Каждое утро, каждый полдень и каждый вечер Алкиона то ходила, то бегом бегала по берегу, до боли в глазах всматривалась в искрящуюся даль и не верила своим снам. Лишь мало-помалу, как сама жизнь, иссякала ее надежда. И вот настал день, когда в гавань вошла испанская галера с пятью потерпевшими кораблекрушение на борту. Точно фурия, Алкиона прокладывала себе дорогу в толпе, сгрудившейся на молу; рыдая, расталкивала она всех и вся на своем пути, будто еще можно было что-то исправить, хотя выбора меж гибелью и спасеньем давно уже не существовало. Лица потерпевших крушенье были опалены солнцем и разъедены солью, губы совсем без кровинки, а плечи так изранены, что они не могли ничего надеть, а только кутались в широкие светлые полотнища, на которых медленно проступали мокнущие пятна ожогов. Двадцать три дня, толковали на пристани, море носило их плот, захлестывая его волнами, все это время они почти ничего не ели, а жажду утолили только дважды, после ливней. Спасенные шатаясь шли сквозь строй любопытных и на оклики не отвечали. Один из них, похоже, повредился рассудком; он вдруг захохотал, потом залаял по-собачьи, вскинул вверх руки и распластался на мостовой. Его подняли, поволокли дальше. Алкионе же внезапно почудились в его израненном лице черты Кеика; среди ссадин и порезов горели Кеиковы глаза. Алкиона кинулась ему на грудь, ощутила у себя на лбу его пот, услышала его стон и увидела наконец, что это не Кеиково лицо, а лик смерти. Потерпевшие крушенье были чужаками. О бригантине они знать не знали. Ни один не помнил иной беды, кроме своей собственной.

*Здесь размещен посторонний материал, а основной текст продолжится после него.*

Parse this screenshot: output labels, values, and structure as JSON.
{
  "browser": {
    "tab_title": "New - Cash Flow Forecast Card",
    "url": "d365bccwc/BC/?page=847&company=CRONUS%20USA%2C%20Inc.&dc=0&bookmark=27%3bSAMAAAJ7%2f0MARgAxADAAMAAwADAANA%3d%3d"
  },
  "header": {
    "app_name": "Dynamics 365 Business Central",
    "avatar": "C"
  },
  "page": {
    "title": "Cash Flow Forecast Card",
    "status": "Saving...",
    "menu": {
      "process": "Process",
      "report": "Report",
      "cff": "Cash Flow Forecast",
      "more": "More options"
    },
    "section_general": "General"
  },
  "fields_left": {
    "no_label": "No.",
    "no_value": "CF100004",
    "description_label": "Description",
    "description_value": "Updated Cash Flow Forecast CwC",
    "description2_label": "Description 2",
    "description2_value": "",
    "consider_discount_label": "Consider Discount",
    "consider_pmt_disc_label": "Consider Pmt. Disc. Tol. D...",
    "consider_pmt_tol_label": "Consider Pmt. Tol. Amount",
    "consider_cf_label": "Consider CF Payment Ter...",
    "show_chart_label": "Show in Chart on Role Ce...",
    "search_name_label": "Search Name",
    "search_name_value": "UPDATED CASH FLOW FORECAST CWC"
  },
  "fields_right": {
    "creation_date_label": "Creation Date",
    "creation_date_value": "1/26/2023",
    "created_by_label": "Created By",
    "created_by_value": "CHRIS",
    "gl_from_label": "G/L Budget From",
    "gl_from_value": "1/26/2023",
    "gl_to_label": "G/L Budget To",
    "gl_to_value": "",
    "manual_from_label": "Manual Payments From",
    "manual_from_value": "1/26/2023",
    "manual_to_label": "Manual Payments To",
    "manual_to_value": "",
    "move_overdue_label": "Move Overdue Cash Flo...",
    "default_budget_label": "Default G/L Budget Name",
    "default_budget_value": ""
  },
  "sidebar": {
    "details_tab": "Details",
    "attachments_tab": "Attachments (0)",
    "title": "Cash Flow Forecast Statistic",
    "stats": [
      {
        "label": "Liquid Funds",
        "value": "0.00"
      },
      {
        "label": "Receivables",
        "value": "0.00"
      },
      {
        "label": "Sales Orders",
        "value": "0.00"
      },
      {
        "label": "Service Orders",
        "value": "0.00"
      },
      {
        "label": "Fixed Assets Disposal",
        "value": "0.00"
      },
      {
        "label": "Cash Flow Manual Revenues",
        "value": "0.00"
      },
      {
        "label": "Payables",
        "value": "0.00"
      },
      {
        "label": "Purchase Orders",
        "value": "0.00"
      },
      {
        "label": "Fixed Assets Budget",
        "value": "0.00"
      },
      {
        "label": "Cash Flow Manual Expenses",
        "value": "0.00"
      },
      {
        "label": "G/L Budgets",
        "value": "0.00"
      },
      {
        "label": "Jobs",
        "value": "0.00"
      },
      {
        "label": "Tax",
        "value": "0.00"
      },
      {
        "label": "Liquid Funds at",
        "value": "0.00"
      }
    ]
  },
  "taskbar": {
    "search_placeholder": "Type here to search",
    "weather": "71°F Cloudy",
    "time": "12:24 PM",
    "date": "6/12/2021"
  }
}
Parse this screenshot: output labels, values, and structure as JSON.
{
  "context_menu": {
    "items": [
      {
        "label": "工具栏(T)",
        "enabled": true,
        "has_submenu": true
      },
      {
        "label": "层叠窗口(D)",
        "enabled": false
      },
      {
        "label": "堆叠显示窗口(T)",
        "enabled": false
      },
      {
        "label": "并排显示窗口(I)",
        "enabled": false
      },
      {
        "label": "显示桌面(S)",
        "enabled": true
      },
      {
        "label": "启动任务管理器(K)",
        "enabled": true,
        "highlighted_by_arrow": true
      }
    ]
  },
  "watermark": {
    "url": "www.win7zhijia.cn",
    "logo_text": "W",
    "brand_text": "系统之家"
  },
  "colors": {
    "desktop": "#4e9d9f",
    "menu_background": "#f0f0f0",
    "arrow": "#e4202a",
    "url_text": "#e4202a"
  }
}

Во дворец Алкиона не вернулась; она осталась на морском берегу, возле прибоя, со своей верой, что благосклонное теченье положит к ее ногам хотя бы труп Кеика. За эти несколько дней слуги перенесли домашнюю утварь, платье, корзины хлеба, сушеного мяса и фруктов в пещеру, вход которой находился между огромными скалами, усыпанными перьями чаек и пеликанов.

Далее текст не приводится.